20.9.12

Federico García Lorca: Um menino em alto-mar



            Federico García Lorca é considerado junto de Neruda os maiores poetas da língua espanhola, também foi dramaturgo e escritor de prosa. Nascido no final do século XIX, amigo dos surrealistas e vítima da guerra civil espanhola, foi um ativista de esquerda e homossexual assumido o que causava ainda mais intento contra ele.
 
            No Brasil, porém, ele aparece um pouco ofuscado por Neruda, aqui o chileno é pop e tem todo direito de ser, temos vários direcionamentos para ele, quem não se lembra de Chico Buarque citando ele na música Trocando em miúdos que dizia para a mulher devolver o Neruda que havia tomado e nunca lido. Diante da popularização e da proximidade do sul-americano em relação ao europeu, também é um traço desta obviedade, mas é preciso também descobrir Lorca. Enquanto Neruda tem o seu popular “Cem sonetos de amor” de 1959, Lorca já havia publicado em 1936 “Sonetos do amor obscuro”, isto não serve para fazer nenhum tipo de comparação, apenas como registro de similaridade, pois ambos remetem muito ao mar, ao clima litorâneo, mas não tropical, ambas são obras belas e nebulosas.
 
            Quando li os sonetos de Neruda estava de frente pro mar, mas num transitório período de amor e ódio; quando li Lorca estava num apartamento em Curitiba, num desligamento de ideais, na espera de amigos, no recitar didático, num momento ator, suave, num inverno quente, muito urbano e distante do litoral, mas ao ler o poema do menino em alto-mar fui levado até lá em fração de segundos, jogado no mar revolto do desejo, do sal e da melancolia de um céu escuro, de trovões que me fazem exultante contemplador do infinito.
 
            O soneto é um estado de majestade difícil de se alcançar dentro da poesia, existem muitos sonetistas, poucos são bons. Mas alcançar o patamar de um belo soneto é divino, é conseguir explorar razão e metafísica num único ser, é a graça dada por Jesus, é o nirvana de Buda, é o gozo do deflorador, é o nocaute; chegar ao soneto perfeito é transformar o mundo em onze, quatorze ou estrambólicos versos como fazia Cervantes, mas como sua origem, melhor é alcançar o conteúdo pela forma da ‘pequena canção’, fazendo uma espécie de Big Bang ao contrário, até consumirmos o verbo, o movimento e o som em pura ideia.

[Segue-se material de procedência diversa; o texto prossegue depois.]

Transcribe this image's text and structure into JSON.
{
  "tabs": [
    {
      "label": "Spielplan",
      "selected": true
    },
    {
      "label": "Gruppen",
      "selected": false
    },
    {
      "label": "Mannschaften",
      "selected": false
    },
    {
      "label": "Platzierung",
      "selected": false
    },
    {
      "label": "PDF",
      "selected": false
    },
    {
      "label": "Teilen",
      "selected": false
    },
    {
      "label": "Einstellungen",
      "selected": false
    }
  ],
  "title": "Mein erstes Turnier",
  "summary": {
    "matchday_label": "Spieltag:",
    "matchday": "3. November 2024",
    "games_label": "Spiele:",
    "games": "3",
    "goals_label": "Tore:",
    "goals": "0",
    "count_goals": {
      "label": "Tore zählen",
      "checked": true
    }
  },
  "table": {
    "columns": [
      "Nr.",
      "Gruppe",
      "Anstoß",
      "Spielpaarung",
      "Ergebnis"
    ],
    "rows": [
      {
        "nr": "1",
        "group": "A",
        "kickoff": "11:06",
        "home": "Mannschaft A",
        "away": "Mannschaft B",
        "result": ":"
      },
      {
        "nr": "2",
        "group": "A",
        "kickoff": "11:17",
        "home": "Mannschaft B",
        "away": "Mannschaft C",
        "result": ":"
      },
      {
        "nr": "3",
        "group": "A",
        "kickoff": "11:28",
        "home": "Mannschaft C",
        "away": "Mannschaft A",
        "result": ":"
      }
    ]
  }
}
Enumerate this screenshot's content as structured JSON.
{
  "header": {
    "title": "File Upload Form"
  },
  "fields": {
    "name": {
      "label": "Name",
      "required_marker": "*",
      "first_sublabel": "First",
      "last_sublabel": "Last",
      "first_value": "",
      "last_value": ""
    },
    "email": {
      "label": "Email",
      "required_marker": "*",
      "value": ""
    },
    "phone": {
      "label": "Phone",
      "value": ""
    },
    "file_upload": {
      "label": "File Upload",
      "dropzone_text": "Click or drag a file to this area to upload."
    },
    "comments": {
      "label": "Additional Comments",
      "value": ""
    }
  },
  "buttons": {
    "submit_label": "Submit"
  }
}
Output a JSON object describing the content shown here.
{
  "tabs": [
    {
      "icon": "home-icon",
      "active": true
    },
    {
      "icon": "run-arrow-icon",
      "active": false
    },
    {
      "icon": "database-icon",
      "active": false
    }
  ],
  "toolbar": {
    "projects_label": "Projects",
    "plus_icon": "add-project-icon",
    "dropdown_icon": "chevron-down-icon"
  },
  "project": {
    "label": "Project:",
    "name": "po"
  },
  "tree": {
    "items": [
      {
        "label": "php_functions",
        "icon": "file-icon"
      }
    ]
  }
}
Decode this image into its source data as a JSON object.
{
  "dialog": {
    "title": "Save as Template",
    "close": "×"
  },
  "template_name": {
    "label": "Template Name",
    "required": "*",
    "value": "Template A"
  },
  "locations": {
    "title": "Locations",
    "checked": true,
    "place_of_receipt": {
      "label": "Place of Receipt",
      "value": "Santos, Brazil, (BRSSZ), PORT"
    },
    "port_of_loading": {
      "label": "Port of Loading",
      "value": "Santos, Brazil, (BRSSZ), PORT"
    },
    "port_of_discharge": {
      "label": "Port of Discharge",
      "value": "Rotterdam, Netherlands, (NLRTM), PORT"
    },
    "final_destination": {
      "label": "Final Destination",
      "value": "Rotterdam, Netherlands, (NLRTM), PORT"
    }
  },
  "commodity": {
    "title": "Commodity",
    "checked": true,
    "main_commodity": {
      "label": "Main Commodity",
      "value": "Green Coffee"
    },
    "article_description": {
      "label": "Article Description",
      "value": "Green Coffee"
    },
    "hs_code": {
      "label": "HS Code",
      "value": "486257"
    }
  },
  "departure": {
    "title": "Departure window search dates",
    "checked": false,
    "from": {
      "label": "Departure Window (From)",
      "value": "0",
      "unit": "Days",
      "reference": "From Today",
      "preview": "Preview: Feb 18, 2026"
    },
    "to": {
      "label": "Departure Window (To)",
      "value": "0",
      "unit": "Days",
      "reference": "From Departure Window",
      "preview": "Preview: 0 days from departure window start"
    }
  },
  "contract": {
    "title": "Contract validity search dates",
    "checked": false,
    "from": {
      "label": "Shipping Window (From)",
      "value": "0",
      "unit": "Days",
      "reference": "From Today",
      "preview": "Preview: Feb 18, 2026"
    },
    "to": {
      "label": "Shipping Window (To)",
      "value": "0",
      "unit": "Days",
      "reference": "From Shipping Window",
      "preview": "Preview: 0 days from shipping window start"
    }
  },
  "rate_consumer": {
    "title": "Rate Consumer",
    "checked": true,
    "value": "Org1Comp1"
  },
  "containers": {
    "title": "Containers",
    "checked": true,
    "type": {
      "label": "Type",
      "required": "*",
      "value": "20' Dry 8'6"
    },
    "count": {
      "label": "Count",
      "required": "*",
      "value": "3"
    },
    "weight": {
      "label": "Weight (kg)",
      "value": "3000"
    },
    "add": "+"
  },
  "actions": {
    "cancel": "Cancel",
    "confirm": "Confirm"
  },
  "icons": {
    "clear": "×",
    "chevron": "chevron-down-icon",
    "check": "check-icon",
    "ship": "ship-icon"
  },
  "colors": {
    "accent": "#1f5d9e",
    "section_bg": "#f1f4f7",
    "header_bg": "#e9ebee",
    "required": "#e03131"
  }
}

            Se eu não tivesse lido Lorca não sei o que eu seria, mas sei o que eu não seria, ou melhor, sei o que eu não sentiria, e sentir é ser, portanto sou outro a partir de Lorca, nele pôde se materializar o que tantos diziam a respeito de certos poetas, mas que em poucos momentos pude encontrar de verdade, em Sonetos do Amor Obscuro e Divã do Tamarit, assim eu me sentia, como menino solto, jogado em alto-mar, na escuridão e à deriva, bem como eu gostaria de estar.